Eram guerreiros tibetanos, que tinham vindo à sua procura, a mando do rei Trisong Detsen.

 

Estavam todos pesadamente armados e desceram dos seus cavalos em sua frente.

 

Mas ANL não saiu de sua meditação.

 

Então aqueles homens se sentaram, à espera e em silêncio.

O cozinheiro deles foi até uma pedra onde acendeu a pequena fogueira e preparou o chá. O fogo, naquela época, era feito com o uso de uma espécie de lente.

Quando o chá estava pronto e quente, serviu ele numa chávena de madeira que trazia, com base de prata e ouro, presente enviado pelo rei do Tibet.
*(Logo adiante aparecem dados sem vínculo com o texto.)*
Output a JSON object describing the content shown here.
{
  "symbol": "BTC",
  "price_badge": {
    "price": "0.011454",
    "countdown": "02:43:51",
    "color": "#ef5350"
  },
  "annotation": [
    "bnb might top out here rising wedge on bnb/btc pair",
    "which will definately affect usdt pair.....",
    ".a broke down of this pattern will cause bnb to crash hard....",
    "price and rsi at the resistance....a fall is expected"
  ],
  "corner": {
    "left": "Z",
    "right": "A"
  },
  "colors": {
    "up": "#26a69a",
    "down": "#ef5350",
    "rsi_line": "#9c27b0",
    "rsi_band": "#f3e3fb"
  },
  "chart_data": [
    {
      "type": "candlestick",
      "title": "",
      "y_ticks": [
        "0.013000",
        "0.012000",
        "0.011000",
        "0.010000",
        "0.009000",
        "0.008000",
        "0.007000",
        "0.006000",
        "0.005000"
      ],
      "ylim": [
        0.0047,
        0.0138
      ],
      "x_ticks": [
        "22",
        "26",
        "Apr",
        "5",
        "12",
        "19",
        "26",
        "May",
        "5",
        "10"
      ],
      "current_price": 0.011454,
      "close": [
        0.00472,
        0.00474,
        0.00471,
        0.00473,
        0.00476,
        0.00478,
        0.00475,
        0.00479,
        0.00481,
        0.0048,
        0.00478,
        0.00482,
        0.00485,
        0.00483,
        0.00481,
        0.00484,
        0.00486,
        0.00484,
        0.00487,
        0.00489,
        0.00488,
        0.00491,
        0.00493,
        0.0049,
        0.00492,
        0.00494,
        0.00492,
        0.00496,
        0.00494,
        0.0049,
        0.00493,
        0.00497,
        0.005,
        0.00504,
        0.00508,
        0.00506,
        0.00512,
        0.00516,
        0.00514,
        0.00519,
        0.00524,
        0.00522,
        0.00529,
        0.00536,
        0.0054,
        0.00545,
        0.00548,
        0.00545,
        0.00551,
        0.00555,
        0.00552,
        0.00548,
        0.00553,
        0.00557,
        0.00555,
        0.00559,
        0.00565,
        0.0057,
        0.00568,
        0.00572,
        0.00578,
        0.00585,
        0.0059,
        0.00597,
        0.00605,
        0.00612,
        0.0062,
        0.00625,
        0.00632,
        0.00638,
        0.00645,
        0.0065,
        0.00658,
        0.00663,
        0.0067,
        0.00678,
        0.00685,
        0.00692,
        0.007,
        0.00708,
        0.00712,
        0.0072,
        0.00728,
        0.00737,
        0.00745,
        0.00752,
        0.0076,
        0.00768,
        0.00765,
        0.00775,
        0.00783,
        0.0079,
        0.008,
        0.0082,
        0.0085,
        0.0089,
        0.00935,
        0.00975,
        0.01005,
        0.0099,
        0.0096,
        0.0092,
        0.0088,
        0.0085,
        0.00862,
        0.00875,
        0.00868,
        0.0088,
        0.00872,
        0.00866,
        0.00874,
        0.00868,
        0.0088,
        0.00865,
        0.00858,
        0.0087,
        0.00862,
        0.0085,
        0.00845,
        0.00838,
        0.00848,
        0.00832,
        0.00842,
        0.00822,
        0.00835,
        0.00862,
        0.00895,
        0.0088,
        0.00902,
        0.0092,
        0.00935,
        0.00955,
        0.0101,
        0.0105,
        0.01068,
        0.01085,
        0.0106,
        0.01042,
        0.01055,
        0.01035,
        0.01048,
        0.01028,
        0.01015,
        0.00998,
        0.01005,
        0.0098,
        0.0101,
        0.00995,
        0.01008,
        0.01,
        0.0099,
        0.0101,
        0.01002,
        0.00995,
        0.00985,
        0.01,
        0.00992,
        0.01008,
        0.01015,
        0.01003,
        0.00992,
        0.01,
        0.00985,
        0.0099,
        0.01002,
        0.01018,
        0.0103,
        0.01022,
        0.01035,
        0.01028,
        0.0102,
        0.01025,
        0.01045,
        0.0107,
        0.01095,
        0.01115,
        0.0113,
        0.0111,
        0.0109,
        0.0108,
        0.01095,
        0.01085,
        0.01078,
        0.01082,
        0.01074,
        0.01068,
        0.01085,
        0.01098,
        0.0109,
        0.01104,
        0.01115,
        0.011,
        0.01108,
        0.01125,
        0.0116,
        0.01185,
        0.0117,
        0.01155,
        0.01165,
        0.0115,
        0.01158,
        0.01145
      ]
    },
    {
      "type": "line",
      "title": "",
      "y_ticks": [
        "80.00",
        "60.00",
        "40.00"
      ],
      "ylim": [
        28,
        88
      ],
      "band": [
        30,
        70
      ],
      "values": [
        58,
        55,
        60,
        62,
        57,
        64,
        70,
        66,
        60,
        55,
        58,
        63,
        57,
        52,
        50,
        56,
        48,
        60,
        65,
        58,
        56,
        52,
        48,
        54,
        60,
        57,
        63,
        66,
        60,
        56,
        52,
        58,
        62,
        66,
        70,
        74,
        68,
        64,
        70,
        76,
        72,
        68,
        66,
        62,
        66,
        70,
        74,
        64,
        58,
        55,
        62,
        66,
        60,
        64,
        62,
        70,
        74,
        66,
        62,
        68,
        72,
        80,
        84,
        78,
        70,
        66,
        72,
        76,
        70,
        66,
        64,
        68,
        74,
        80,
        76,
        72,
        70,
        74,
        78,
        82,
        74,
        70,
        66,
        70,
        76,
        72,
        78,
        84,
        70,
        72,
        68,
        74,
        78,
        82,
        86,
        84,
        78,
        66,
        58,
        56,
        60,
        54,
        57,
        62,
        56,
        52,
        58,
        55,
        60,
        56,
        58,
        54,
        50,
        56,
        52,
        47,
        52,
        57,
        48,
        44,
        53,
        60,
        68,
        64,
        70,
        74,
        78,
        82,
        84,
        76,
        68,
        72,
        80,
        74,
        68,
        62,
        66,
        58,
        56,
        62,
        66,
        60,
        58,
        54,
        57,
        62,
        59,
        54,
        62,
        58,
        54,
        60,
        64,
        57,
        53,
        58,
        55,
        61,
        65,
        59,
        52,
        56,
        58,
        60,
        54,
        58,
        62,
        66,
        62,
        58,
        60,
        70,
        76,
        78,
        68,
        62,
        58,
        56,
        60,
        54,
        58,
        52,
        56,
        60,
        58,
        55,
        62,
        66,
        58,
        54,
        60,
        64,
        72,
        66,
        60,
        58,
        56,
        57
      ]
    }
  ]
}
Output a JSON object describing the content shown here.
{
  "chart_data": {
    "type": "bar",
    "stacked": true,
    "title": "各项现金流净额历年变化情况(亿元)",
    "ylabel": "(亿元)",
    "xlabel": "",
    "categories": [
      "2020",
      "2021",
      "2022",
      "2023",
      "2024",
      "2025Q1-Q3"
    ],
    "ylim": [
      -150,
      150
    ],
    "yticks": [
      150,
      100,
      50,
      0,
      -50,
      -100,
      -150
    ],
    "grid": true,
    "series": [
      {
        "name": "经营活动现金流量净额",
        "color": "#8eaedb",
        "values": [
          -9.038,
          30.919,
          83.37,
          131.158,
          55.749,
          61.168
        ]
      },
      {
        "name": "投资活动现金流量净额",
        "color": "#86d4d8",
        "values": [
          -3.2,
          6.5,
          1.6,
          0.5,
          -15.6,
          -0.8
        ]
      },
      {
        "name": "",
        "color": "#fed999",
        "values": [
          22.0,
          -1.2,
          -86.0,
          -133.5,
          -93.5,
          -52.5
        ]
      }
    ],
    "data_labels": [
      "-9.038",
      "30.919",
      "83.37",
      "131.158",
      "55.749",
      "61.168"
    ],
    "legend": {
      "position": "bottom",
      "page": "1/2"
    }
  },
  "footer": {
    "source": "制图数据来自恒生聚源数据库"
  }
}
O chá quente foi posto em frente a ANL, que meditava, os olhos semi-cerrados.

 

Quando, saindo de sua meditação, ANL fez uma reverência ao chá e empalmando a chávena bebeu um pouco, perguntou:

 

— O que desejam vocês, jovens guerreiros tibetanos?

 

Tendo feito três prosternações, respondeu o comandante tibetano:

— Nosso rei nos manda a você, ó Nascido do Lótus, para pedir que venha ao Tibet a fim de implantar e firmar a religião.

— Por que isso? quis saber ANL.

— O Tibet, começou o guerreiro a contar, é dominado por demônios. Nenhum monge ou sacerdote conseguiu difundir a religião nas terras nevadas. Nosso rei convidou o venerável monge indiano Shantarakshita para trazer a religião para nossa bárbara terra, mas seis meses depois de ter o venerável monge indiano Shantarakshita ter chegado ao Tibet os deuses e demônios se revoltaram e grandes relâmpagos vieram do monte Marpori destruindo as colheitas, e começaram os desastres, doença, fomes, seca e tempestades de granizo em todo o país. Por isso os ministros exigiram que o venerável monge indiano Shantarakshita fosse expulso do Tibet, o que aconteceu. O venerável monge indiano Shantarakshita voltou para essas terras, mas antes de partir aconselhou ao nosso rei Trisong Detsen que mandasse convidar o senhor para subjugar os demônios e implantar a religião na Terra das Neves.